In the post-independence era, its record of use since independence of India points out repeated instances of misuse. It has been used arbitrarily to curb dissent. Its main target have been writers, journalist, activists who question government policy and projects, and political dissenters.
From people objecting to the nuclear plants at Kudnakulam, to writers like Arundhati Roy, to journalists and cartoonists ( like Aseem Trivedi ) and to social activists like Binayak sen, there is sufficiency of evidence to exemplify the indiscriminate manner in which this provision has been used.
Recent Cases at a Glance
Aseem Trivedi, Cartoonist (September 2012): Arrested for offense of sedition on the complaint that his cartoons made mockery of Indian Constitution and the National Emblem.
Hardik Patel (October 2015): Man behind spearheading protest with the demand of reservation for the quota. Arrested by police on charge of sedition in two separate cases. 
Kanhaiya Kumar, Student JNU (February 2016): Arrested for voicing anti-national slogans.
Conclusion and Suggestions
We need to understand that there lies a difference between populist opinion and constitutional morality. The Indian Judicial System should be allowed to interpret the law, trial by media is uncalled for. Dr. Ambedkar observed: “the question is, can we presume such a diffusion of constitutional morality? Constitutional morality is not a natural sentiment. It has to be cultivated. We must realize that our people have yet to learn it. Democracy in India is only a top dressing on an Indian soil which is essentially undemocratic. “Thus, the father of the Indian Constitution had a premonition that in the absence of constitutional morality, democracy may flounder in India.

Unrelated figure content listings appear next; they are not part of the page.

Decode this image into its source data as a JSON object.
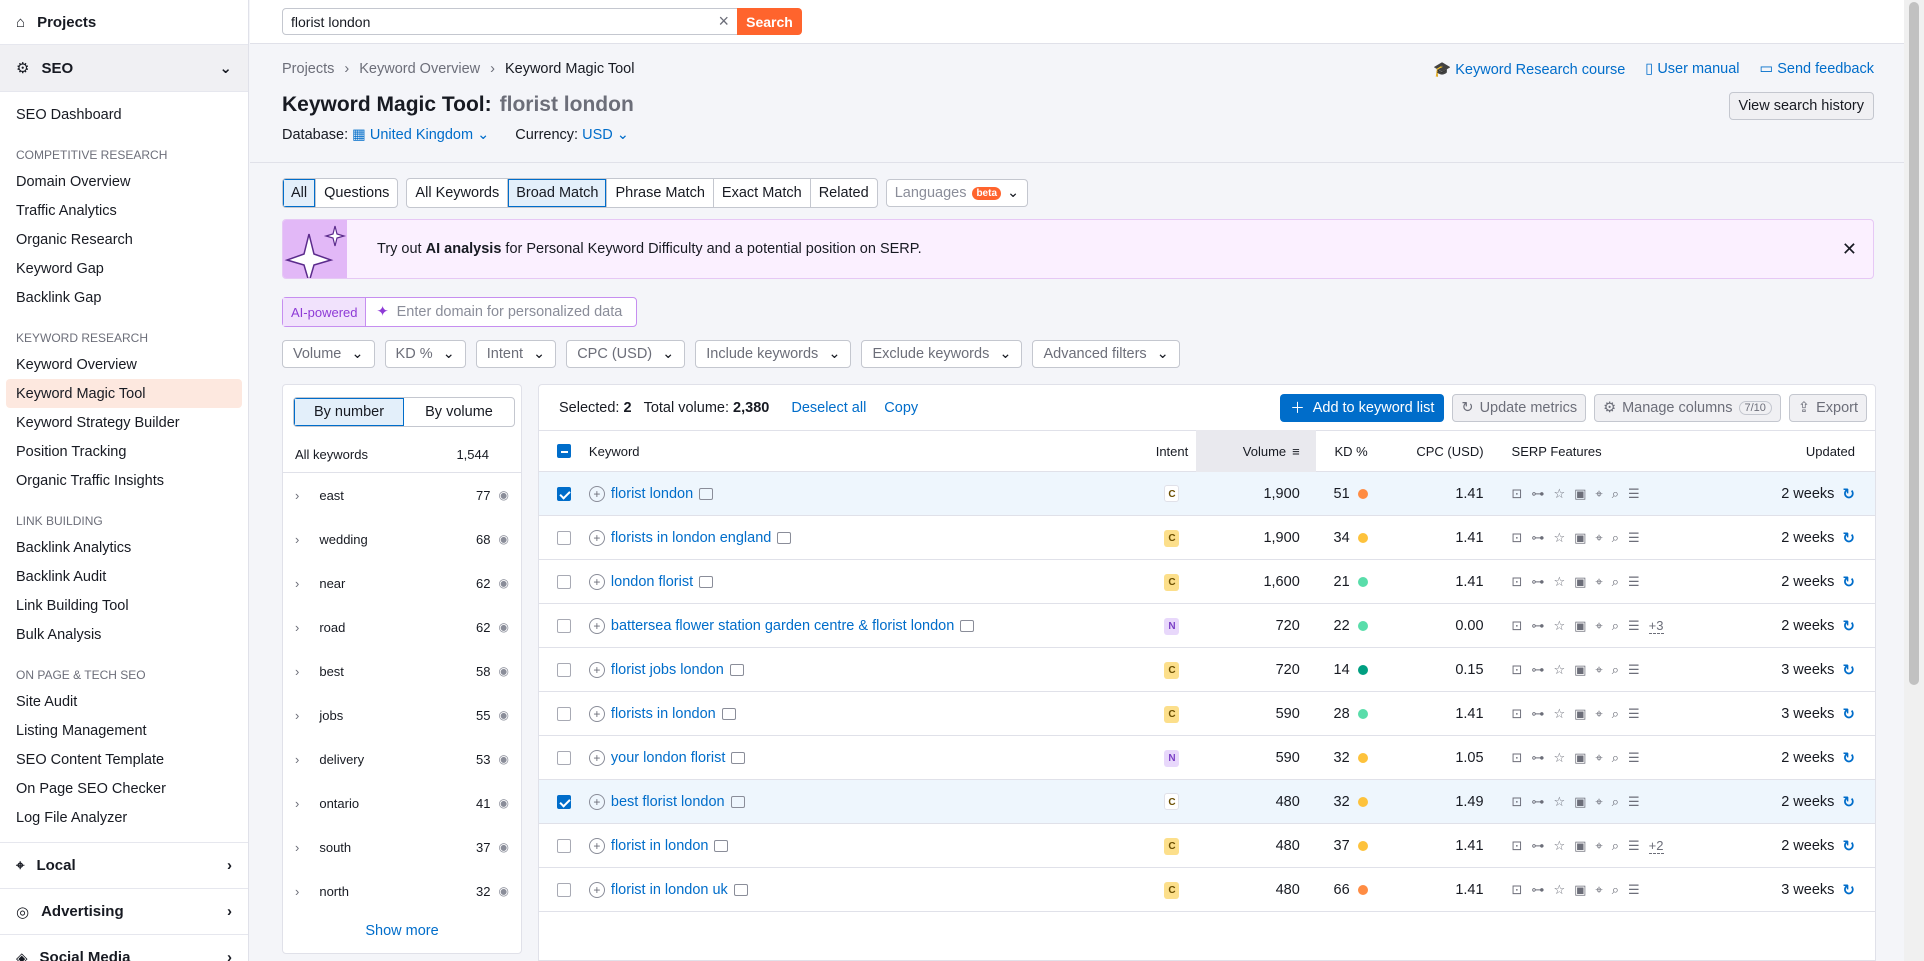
{
  "sidebar": {
    "projects": "Projects",
    "seo": "SEO",
    "dashboard": "SEO Dashboard",
    "sections": [
      {
        "title": "COMPETITIVE RESEARCH",
        "items": [
          "Domain Overview",
          "Traffic Analytics",
          "Organic Research",
          "Keyword Gap",
          "Backlink Gap"
        ]
      },
      {
        "title": "KEYWORD RESEARCH",
        "items": [
          "Keyword Overview",
          "Keyword Magic Tool",
          "Keyword Strategy Builder",
          "Position Tracking",
          "Organic Traffic Insights"
        ]
      },
      {
        "title": "LINK BUILDING",
        "items": [
          "Backlink Analytics",
          "Backlink Audit",
          "Link Building Tool",
          "Bulk Analysis"
        ]
      },
      {
        "title": "ON PAGE & TECH SEO",
        "items": [
          "Site Audit",
          "Listing Management",
          "SEO Content Template",
          "On Page SEO Checker",
          "Log File Analyzer"
        ]
      }
    ],
    "groups": [
      "Local",
      "Advertising",
      "Social Media"
    ]
  },
  "search": {
    "value": "florist london",
    "button": "Search"
  },
  "breadcrumb": [
    "Projects",
    "Keyword Overview",
    "Keyword Magic Tool"
  ],
  "title": {
    "label": "Keyword Magic Tool:",
    "keyword": "florist london"
  },
  "database": {
    "label": "Database:",
    "value": "United Kingdom",
    "currency_label": "Currency:",
    "currency": "USD"
  },
  "top_links": [
    "Keyword Research course",
    "User manual",
    "Send feedback"
  ],
  "view_history": "View search history",
  "tabs": {
    "group1": [
      "All",
      "Questions"
    ],
    "group2": [
      "All Keywords",
      "Broad Match",
      "Phrase Match",
      "Exact Match",
      "Related"
    ],
    "languages": "Languages",
    "beta": "beta"
  },
  "banner": {
    "pre": "Try out ",
    "bold": "AI analysis",
    "post": " for Personal Keyword Difficulty and a potential position on SERP."
  },
  "ai": {
    "label": "AI-powered",
    "placeholder": "Enter domain for personalized data"
  },
  "filters": [
    "Volume",
    "KD %",
    "Intent",
    "CPC (USD)",
    "Include keywords",
    "Exclude keywords",
    "Advanced filters"
  ],
  "left_panel": {
    "toggle": [
      "By number",
      "By volume"
    ],
    "all_label": "All keywords",
    "all_count": "1,544",
    "items": [
      {
        "name": "east",
        "count": "77"
      },
      {
        "name": "wedding",
        "count": "68"
      },
      {
        "name": "near",
        "count": "62"
      },
      {
        "name": "road",
        "count": "62"
      },
      {
        "name": "best",
        "count": "58"
      },
      {
        "name": "jobs",
        "count": "55"
      },
      {
        "name": "delivery",
        "count": "53"
      },
      {
        "name": "ontario",
        "count": "41"
      },
      {
        "name": "south",
        "count": "37"
      },
      {
        "name": "north",
        "count": "32"
      }
    ],
    "show_more": "Show more"
  },
  "table_bar": {
    "selected_label": "Selected:",
    "selected": "2",
    "total_label": "Total volume:",
    "total": "2,380",
    "deselect": "Deselect all",
    "copy": "Copy",
    "add": "Add to keyword list",
    "update": "Update metrics",
    "manage": "Manage columns",
    "manage_count": "7/10",
    "export": "Export"
  },
  "columns": [
    "Keyword",
    "Intent",
    "Volume",
    "KD %",
    "CPC (USD)",
    "SERP Features",
    "Updated"
  ],
  "colors": {
    "kd_orange": "#ff8c43",
    "kd_yellow": "#fdc23c",
    "kd_green": "#59ddaa",
    "kd_dark_green": "#009f81"
  },
  "rows": [
    {
      "keyword": "florist london",
      "intent": "C",
      "volume": "1,900",
      "kd": "51",
      "kd_color": "#ff8c43",
      "cpc": "1.41",
      "serp_more": "",
      "updated": "2 weeks",
      "selected": true
    },
    {
      "keyword": "florists in london england",
      "intent": "C",
      "volume": "1,900",
      "kd": "34",
      "kd_color": "#fdc23c",
      "cpc": "1.41",
      "serp_more": "",
      "updated": "2 weeks",
      "selected": false
    },
    {
      "keyword": "london florist",
      "intent": "C",
      "volume": "1,600",
      "kd": "21",
      "kd_color": "#59ddaa",
      "cpc": "1.41",
      "serp_more": "",
      "updated": "2 weeks",
      "selected": false
    },
    {
      "keyword": "battersea flower station garden centre & florist london",
      "intent": "N",
      "volume": "720",
      "kd": "22",
      "kd_color": "#59ddaa",
      "cpc": "0.00",
      "serp_more": "+3",
      "updated": "2 weeks",
      "selected": false
    },
    {
      "keyword": "florist jobs london",
      "intent": "C",
      "volume": "720",
      "kd": "14",
      "kd_color": "#009f81",
      "cpc": "0.15",
      "serp_more": "",
      "updated": "3 weeks",
      "selected": false
    },
    {
      "keyword": "florists in london",
      "intent": "C",
      "volume": "590",
      "kd": "28",
      "kd_color": "#59ddaa",
      "cpc": "1.41",
      "serp_more": "",
      "updated": "3 weeks",
      "selected": false
    },
    {
      "keyword": "your london florist",
      "intent": "N",
      "volume": "590",
      "kd": "32",
      "kd_color": "#fdc23c",
      "cpc": "1.05",
      "serp_more": "",
      "updated": "2 weeks",
      "selected": false
    },
    {
      "keyword": "best florist london",
      "intent": "C",
      "volume": "480",
      "kd": "32",
      "kd_color": "#fdc23c",
      "cpc": "1.49",
      "serp_more": "",
      "updated": "2 weeks",
      "selected": true
    },
    {
      "keyword": "florist in london",
      "intent": "C",
      "volume": "480",
      "kd": "37",
      "kd_color": "#fdc23c",
      "cpc": "1.41",
      "serp_more": "+2",
      "updated": "2 weeks",
      "selected": false
    },
    {
      "keyword": "florist in london uk",
      "intent": "C",
      "volume": "480",
      "kd": "66",
      "kd_color": "#ff8c43",
      "cpc": "1.41",
      "serp_more": "",
      "updated": "3 weeks",
      "selected": false
    }
  ]
}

There is an urgent need to narrow down the interpretation of the section 124A of IPC and prevent its indiscriminate use in the frivolous arbitrary manner as the instance of misuse of section 124A has a “chilling effect “on freedom of speech and expression.
Sedition as a crime has been disfavored in many States. It has either been repealed ( UK and News Zealand) , is rarely being used, punishment is only fine or less punishment than the death penalty, further efforts are being made to repeal such law. Indian law should be brought in consonance of accepted international principles and most contemporary democratic outline like that of UK, USA and New Zealand.
It is hereby recommended to
- Repeal Section 124A of IPC, 1860.
- Remove reference to section 124A from Section 95 of CrPC (Criminal Procedure Law), 1973.
- Repeal the Prevention of Seditious Meetings Act,1911
- Repeal the Criminal law Amendment Bill, 1961.
- Remove the reference to Disaffection from Section 2(o) (iii) of the Unlawful Activities (Prevention) Act, 1967.
- Make Speech related offenses bailable.
- Make speech related offenses non-cognizable.
- Extend Section 196(1) of CrPC to Section 124A of IPC i.e. Prior sanction of government required.
- There should be action against malicious complaints.
- There is time to raise the burden of proof on person claiming that his sentiments got hurt.
The freedom of speech and expression is a fundamental right and also a basic human right. It gives an opportunity to an individual to express himself, dissent, self-improvement and free flow of information both imparting and receiving. The restriction on it have to be constitutionally valid and reasonable not arbitrary. Section 124A of IPC needs a relook in the present scenario. There is need to maintain proper balance between the sedition laws and freedom of speech and expression.